Notably, if you bought an S&P index fund on Jan 1 of the Debt Ceiling Debacle Year, and went to sleep, you woke up on Dec 31 that year with a 2.11% return. Not really a disaster.

Now let’s look at the fiscal cliff negotiations. It’s hard to say exactly when the worry started over the fiscal cliff, because it was a backdrop issue all year. The first actual proposal on the table came November 29, 2012. But when we scan market returns for the year, we see a lot of volatility starting in October. So we’ll use Oct 1 as our start date. From Oct 1 to Jan 2, 2013, the first business day after something was signed, the Dow dropped 100 points or more on October 9, 10, 19, 23; Nov 2, 7, 8, 14; and December 21 and 28. Some of those declines were over 200 points! And yet: from October 1 through January 2, the Dow lost only 100 points, or a measly 0.7%. That was then obliterated in the next few trading days.

No return from market timing to speak of there. And using the Rip Van Winkle approach in 2012 – buying at the beginning of the year and awaking at the end – earned you 16.0%.

Then there was the sequester. The sequester was a result of the fiscal cliff legislation. Concerns abounded that the economy would tank. Shouldn’t you get out of stocks in response? Well, no. As sequester din was rising in early 2013, the market surged – did it ever. January brought one of the strongest starts ever for the market in any calendar year.
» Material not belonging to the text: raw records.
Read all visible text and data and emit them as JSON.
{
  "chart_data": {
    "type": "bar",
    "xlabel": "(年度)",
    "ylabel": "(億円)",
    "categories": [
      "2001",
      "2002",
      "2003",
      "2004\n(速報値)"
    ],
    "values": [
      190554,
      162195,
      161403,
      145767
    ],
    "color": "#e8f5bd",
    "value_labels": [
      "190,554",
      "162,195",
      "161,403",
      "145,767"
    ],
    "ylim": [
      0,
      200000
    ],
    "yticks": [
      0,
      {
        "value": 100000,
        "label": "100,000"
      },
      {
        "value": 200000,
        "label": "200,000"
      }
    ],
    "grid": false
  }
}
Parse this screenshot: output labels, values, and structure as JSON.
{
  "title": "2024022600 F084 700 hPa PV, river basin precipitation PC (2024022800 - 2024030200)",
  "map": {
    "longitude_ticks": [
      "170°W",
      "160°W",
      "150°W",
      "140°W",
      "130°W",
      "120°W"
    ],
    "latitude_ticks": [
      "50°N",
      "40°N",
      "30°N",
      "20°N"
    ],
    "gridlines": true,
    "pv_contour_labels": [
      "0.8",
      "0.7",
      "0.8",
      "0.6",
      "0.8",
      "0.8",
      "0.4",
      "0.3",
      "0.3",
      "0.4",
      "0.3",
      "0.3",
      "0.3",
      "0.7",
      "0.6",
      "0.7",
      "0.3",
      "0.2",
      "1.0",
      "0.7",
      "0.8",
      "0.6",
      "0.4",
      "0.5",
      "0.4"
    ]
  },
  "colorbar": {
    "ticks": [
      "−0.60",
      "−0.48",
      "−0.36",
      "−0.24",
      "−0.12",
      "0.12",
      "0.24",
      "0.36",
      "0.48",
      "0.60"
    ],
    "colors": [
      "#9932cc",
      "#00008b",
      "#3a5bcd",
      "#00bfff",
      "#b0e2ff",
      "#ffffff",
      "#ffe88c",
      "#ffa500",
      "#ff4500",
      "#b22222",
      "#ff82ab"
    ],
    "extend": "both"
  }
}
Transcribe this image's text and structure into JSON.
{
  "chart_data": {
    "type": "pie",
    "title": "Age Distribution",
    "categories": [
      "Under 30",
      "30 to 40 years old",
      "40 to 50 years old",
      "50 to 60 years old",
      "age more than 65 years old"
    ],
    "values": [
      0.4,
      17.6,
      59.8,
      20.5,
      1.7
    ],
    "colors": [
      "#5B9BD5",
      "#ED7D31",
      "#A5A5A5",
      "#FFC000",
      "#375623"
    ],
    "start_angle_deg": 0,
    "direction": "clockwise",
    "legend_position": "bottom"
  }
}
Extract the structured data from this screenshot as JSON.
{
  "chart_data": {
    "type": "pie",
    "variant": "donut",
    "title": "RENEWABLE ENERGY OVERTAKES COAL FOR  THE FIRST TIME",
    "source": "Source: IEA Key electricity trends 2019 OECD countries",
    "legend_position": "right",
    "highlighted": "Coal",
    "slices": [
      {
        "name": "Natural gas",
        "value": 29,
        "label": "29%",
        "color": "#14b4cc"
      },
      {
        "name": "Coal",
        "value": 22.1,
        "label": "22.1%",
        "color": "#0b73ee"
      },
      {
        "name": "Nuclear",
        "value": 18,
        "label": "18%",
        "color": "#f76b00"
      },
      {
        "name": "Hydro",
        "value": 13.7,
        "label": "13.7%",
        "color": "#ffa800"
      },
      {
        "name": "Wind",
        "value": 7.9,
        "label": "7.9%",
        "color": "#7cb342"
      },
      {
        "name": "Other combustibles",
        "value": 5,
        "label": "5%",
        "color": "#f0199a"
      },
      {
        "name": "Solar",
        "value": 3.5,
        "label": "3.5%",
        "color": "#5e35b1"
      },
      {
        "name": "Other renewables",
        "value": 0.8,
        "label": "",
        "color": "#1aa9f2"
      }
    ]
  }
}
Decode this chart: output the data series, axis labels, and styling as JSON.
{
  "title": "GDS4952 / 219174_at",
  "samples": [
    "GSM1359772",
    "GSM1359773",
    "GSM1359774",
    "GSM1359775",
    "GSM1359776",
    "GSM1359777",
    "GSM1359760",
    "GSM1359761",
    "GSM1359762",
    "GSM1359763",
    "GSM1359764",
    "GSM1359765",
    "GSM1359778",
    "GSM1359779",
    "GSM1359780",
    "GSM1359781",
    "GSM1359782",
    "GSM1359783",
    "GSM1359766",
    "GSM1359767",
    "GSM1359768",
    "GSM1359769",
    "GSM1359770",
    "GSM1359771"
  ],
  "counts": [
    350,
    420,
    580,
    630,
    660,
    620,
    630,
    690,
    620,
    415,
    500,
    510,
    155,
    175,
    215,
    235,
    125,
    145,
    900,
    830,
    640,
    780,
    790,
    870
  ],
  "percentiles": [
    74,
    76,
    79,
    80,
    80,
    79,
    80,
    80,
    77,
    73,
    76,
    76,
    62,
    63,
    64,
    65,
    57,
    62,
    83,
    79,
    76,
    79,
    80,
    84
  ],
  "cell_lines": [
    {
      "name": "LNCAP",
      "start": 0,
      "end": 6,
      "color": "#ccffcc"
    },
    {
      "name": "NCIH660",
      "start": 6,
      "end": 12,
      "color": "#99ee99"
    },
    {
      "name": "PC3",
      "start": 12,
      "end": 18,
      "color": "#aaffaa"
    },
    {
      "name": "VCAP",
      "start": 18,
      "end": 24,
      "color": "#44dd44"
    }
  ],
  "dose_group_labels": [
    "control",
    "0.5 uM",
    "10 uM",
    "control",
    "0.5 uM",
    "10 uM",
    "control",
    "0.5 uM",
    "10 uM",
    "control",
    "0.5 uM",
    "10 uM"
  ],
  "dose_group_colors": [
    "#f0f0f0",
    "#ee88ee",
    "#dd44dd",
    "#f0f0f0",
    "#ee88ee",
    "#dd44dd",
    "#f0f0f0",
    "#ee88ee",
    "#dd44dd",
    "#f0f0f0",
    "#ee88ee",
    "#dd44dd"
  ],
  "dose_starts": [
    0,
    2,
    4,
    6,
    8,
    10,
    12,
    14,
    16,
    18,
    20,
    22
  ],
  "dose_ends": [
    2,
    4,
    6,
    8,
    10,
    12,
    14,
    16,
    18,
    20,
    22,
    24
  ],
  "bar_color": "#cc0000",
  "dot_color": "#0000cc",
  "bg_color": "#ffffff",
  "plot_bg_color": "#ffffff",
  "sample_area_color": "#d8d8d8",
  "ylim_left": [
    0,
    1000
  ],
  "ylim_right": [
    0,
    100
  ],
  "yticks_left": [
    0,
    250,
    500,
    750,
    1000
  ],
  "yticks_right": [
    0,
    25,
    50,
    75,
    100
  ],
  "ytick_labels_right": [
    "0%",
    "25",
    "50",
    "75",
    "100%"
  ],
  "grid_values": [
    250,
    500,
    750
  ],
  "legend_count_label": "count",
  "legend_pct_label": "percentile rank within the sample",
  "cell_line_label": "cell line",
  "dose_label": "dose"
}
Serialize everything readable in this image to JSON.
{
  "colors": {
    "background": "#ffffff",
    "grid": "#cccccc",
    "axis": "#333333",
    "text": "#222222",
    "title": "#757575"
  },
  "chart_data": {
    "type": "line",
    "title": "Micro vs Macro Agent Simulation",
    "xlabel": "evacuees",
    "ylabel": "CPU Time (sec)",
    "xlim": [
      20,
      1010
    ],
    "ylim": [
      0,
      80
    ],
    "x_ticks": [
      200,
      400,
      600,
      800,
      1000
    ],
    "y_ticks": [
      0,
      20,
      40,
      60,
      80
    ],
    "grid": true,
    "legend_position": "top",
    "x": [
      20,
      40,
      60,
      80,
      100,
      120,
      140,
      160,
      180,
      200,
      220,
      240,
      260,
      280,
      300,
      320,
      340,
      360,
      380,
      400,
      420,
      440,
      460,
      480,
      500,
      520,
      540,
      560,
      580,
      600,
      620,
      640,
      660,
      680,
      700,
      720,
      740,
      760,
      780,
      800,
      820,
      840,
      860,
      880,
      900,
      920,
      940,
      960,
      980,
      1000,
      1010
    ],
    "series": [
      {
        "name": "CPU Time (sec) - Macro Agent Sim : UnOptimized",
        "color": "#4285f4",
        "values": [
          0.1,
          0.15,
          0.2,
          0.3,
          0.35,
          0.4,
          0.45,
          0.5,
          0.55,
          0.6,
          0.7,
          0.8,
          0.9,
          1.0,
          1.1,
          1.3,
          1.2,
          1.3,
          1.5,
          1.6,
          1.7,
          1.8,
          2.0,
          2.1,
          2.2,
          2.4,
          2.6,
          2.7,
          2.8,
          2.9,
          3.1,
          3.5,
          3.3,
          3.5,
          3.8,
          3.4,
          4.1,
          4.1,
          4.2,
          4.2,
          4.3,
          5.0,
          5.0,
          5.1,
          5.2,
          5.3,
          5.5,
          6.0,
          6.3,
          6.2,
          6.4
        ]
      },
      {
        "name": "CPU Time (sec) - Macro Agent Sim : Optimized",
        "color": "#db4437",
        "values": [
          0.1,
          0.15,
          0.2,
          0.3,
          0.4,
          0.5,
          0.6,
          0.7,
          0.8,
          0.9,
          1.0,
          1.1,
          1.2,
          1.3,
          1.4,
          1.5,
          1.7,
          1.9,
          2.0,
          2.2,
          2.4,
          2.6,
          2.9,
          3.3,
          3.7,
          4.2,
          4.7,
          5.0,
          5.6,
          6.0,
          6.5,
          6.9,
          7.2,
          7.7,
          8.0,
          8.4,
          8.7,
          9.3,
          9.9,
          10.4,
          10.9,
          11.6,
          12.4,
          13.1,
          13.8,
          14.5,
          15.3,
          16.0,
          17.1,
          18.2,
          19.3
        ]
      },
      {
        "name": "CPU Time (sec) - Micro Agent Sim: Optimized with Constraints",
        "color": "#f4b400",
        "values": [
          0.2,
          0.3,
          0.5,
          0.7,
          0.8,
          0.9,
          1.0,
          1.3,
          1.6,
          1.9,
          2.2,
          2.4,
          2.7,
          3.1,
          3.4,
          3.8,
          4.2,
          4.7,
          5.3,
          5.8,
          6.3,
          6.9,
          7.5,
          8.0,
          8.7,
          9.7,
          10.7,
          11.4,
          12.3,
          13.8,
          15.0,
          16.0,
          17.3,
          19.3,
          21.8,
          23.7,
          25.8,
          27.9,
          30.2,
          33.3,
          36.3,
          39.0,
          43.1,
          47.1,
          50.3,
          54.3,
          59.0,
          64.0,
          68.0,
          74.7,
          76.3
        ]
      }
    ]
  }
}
The astute reader will pick up a pattern. It appears that at first, Congressional misbehavior made the market go down. Then in 2012, when we had another bout of idiocy in D.C., the market was volatile, but really didn’t go anywhere. By the time the sequester rolled around, investors were yawning and apparently gave it no thought. This adaptive response is typical of markets. Participants learn to deal with repeated events, eventually ignoring them.

Look back on Greece. At first, stocks swung wildly as Greece went to the till over and over. Now we just ignore it. It’s still happening – but markets “don’t care”.

Adaptive response makes it very difficult to know if markets will care about the upcoming debt negotiations or not. Maybe if other uncertainties about the Fed, the taper, the economy, whatever, are mixed in, yes. But otherwise, be careful where you place your bets!

 

 

Not So Happy Any More

Inflection points are notoriously difficult for humans to predict, or even to recognize when the signs are all around you. We won’t claim to be any better than anyone else at this, but we think the signs are turning ominous. The rapid shift in interest rates (up swiftly about 100 bps in longer government maturities and more in credit product like corporates), the rapid sinking of gold prices, and most acutely, the huge currency adjustments in the last couple months are dislocating markets around the world. Liquidity in the bond and repo markets is impaired. Stocks are trading sideways. Behind the scenes, “dollar down” trades are unwinding, and emerging countries are experiencing financial tightening foisted upon them from exterior forces. Since emerging markets have powered global growth for some time, a financial squeeze in this arena is not good for anyone.

This a a particularly fragile moment. Many assets have been mispriced for a very long time, obscuring their riskiness.

No one is advocating bonds at this point in the cycle, since bonds have produced pain this year by falling in price. But we think bonds are a good deal after recent rate increases, and for the very short term, that is our favored investment. Exogenous events will likely rock the stock market, so think about selling your most expensive holdings there. Rolling into less risky government or high grade corporate securities may prove profitable if the increasing riskiness does infect stocks.